Reliably counting and generating sequences of items remain a significant challenge for neural networks, including Large Language Models (LLMs). Indeed, although this capability is readily handled by rule-based symbolic systems based on serial computation, learning to systematically deploy counting procedures is difficult for neural models, which should acquire these skills through learning. Previous research has demonstrated that recurrent architectures can only approximately track and enumerate sequences of events, and it remains unclear whether modern deep learning systems, including LLMs, can deploy systematic counting procedures over sequences of discrete symbols. This paper aims to fill this gap by investigating the sequential enumeration abilities of five state-of-the-art LLMs, including proprietary, open-source, and reasoning models. We probe LLMs in sequential naming and production tasks involving lists of letters and words, adopting a variety of prompting instructions to explore the role of chain-of-thought in the spontaneous emerging of counting strategies. We also evaluate open-source models with the same architecture but increasing size to see whether the mastering of counting principles follows scaling laws, and we analyze the embedding dynamics during sequential enumeration to investigate the emergent encoding of numerosity. We find that some LLMs are indeed capable of deploying counting procedures when explicitly prompted to do so, but none of them spontaneously engage in counting when simply asked to enumerate the number of items in a sequence. Our results suggest that, despite their impressive emergent abilities, LLMs cannot yet robustly and systematically deploy counting procedures, highlighting a persistent gap between neural and symbolic approaches to compositional generalization.

Paper Structure

This paper contains 36 sections, 10 figures, 1 table.

Figures (10)

  • Figure 1: Comparison of accuracy and mean absolute error (MAE) across different models and prompting conditions. Bars represent accuracy or MAE for each model (x-axis) across the four tasks: naming/production × letter/word. Error bars indicate the variability of the estimates: for accuracy, binomial standard errors are shown; for MAE, standard errors of the mean are shown.
  • Figure 2: Scatter plots of enumeration errors (response – target value) across different prompting conditions for a selected subset of models. Each panel shows the response differences plotted against the target values, with distinct markers of different colors representing different task-stimulus combinations: blue for the naming task and green for the production task; triangles for letters and filled circles for words.
  • Figure 3: Trajectories of the first two PCs computed over hidden states, separately for the explicit and mental counting conditions.

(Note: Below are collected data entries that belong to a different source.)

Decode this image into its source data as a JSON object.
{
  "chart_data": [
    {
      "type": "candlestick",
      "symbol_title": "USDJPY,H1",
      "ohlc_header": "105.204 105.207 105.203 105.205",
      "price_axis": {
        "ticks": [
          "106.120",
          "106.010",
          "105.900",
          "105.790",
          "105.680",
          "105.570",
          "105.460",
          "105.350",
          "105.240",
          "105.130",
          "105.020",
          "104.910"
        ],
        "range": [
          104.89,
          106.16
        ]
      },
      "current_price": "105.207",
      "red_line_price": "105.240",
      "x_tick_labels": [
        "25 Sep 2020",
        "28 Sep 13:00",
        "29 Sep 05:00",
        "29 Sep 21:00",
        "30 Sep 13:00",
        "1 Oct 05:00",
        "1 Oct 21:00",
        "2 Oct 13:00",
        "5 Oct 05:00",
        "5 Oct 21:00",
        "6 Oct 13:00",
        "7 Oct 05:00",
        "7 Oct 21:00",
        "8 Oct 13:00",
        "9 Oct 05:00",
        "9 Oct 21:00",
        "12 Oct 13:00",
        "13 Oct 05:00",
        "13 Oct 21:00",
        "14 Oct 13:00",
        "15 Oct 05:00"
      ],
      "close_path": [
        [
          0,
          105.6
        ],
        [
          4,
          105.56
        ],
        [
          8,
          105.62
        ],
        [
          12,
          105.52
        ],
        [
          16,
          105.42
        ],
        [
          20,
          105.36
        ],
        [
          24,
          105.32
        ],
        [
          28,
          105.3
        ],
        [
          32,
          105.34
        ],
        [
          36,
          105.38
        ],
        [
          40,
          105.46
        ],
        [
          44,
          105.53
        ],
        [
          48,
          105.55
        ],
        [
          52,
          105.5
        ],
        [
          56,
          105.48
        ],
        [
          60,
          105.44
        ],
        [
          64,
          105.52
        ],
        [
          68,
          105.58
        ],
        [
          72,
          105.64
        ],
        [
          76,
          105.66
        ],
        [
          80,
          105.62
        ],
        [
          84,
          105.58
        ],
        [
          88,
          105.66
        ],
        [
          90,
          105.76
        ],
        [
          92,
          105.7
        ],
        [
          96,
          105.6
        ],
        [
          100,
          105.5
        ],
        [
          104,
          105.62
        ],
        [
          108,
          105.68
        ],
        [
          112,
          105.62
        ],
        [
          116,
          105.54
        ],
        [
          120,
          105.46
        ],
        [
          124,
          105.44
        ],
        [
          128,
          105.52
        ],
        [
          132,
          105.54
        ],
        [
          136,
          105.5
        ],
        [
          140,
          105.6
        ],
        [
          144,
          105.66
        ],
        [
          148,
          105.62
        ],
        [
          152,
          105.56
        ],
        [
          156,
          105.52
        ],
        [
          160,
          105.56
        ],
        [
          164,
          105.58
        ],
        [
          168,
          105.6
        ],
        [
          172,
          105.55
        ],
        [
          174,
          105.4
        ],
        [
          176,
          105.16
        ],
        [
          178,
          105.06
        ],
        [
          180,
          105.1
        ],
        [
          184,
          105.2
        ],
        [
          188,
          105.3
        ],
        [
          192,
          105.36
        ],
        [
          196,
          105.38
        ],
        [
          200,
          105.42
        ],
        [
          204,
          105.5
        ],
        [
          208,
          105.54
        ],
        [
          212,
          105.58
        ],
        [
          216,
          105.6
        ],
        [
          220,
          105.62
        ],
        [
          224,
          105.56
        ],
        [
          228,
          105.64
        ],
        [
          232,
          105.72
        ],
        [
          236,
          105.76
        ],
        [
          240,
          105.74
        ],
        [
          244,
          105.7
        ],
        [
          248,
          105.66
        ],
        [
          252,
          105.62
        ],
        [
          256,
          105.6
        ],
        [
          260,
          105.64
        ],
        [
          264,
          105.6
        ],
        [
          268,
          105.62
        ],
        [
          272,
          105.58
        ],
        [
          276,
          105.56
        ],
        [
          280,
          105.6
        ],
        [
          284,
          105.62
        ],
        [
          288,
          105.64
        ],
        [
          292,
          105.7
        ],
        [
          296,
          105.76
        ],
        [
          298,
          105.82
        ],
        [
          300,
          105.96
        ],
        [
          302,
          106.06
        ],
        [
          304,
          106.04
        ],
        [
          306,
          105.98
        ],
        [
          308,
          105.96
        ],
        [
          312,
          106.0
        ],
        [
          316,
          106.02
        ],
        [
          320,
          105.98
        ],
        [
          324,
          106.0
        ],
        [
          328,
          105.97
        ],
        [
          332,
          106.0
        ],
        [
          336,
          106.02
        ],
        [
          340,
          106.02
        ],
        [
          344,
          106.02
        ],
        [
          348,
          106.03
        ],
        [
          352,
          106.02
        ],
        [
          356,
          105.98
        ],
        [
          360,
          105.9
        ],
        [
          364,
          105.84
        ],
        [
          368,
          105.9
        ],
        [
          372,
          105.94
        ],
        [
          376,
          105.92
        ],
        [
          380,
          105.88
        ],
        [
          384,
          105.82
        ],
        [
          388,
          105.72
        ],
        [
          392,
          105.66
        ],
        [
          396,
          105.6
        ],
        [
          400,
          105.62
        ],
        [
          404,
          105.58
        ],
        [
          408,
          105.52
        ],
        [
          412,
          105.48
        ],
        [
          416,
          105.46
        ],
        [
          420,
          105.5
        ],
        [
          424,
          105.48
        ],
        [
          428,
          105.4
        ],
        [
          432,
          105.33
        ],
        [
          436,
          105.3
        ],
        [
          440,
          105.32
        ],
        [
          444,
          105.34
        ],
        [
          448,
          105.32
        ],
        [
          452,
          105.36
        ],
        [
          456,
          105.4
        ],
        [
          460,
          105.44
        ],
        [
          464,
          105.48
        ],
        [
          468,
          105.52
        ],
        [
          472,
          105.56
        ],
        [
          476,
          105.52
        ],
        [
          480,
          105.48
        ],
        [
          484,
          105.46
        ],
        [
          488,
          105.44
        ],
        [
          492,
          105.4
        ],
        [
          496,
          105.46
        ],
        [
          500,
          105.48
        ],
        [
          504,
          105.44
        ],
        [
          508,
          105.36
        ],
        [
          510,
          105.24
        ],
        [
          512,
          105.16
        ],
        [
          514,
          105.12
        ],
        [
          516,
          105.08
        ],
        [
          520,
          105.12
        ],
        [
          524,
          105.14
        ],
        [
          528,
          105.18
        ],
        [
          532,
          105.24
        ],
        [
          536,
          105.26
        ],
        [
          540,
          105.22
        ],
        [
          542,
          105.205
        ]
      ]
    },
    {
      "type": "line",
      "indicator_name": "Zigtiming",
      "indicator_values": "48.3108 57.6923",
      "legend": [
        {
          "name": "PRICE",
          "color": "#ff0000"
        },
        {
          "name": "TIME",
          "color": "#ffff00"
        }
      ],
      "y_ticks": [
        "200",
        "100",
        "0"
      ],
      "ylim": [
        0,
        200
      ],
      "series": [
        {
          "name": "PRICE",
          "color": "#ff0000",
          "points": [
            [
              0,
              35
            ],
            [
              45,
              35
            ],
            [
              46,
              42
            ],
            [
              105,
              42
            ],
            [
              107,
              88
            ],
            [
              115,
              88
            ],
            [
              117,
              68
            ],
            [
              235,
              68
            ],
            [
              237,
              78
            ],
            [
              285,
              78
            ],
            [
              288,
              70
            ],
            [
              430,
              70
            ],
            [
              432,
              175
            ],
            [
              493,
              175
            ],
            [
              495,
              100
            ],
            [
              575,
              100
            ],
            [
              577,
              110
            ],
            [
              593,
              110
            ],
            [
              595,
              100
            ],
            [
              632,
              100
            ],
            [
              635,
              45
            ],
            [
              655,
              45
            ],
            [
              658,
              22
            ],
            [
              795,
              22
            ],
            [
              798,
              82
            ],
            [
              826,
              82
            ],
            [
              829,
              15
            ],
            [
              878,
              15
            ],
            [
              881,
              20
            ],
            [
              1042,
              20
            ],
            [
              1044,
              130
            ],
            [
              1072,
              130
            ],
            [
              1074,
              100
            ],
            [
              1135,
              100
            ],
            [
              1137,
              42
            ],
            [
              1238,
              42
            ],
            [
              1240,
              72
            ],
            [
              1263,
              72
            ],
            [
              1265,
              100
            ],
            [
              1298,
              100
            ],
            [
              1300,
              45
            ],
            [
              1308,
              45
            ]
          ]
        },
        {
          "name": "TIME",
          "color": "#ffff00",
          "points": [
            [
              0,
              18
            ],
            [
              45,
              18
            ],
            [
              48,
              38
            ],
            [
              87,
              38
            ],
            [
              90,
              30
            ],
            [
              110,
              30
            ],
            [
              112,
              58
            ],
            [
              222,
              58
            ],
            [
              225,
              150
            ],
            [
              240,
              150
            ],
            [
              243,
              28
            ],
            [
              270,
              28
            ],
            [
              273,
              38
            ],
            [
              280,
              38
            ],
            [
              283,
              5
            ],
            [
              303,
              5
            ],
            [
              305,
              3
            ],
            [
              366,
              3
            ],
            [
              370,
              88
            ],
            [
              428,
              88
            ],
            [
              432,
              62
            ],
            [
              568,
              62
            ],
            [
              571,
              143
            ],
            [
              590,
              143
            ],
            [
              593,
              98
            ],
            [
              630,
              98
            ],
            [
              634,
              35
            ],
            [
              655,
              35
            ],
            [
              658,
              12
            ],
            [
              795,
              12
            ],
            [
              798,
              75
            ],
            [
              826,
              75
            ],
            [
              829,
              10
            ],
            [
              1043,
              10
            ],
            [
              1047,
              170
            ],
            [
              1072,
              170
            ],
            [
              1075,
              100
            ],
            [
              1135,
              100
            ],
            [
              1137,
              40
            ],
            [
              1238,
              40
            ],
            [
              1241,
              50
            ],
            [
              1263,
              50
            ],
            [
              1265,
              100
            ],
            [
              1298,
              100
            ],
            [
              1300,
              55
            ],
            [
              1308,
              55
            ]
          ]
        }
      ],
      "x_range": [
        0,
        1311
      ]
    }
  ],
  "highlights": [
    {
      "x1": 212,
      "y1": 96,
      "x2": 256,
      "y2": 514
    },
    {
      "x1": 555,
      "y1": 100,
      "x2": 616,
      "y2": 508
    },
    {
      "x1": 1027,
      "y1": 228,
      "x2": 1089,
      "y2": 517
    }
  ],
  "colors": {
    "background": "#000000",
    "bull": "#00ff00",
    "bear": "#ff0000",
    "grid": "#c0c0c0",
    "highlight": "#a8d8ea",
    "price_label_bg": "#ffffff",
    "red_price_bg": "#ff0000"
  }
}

Each subplot shows the trajectories along PC1 and PC2 as a function of generation step, with colors indicating target numerosity.
  • Figure 4: 2D presentation of the PCA results. The marker’s color gradient reflects generation order across generation steps.
  • Figure 5: Population dynamics of unit activations across stepwise counting. For each condition, we plot the average activation of selected neurons within steps from 1 to 100. The activation is normalized and shaded with standard error for better visualization.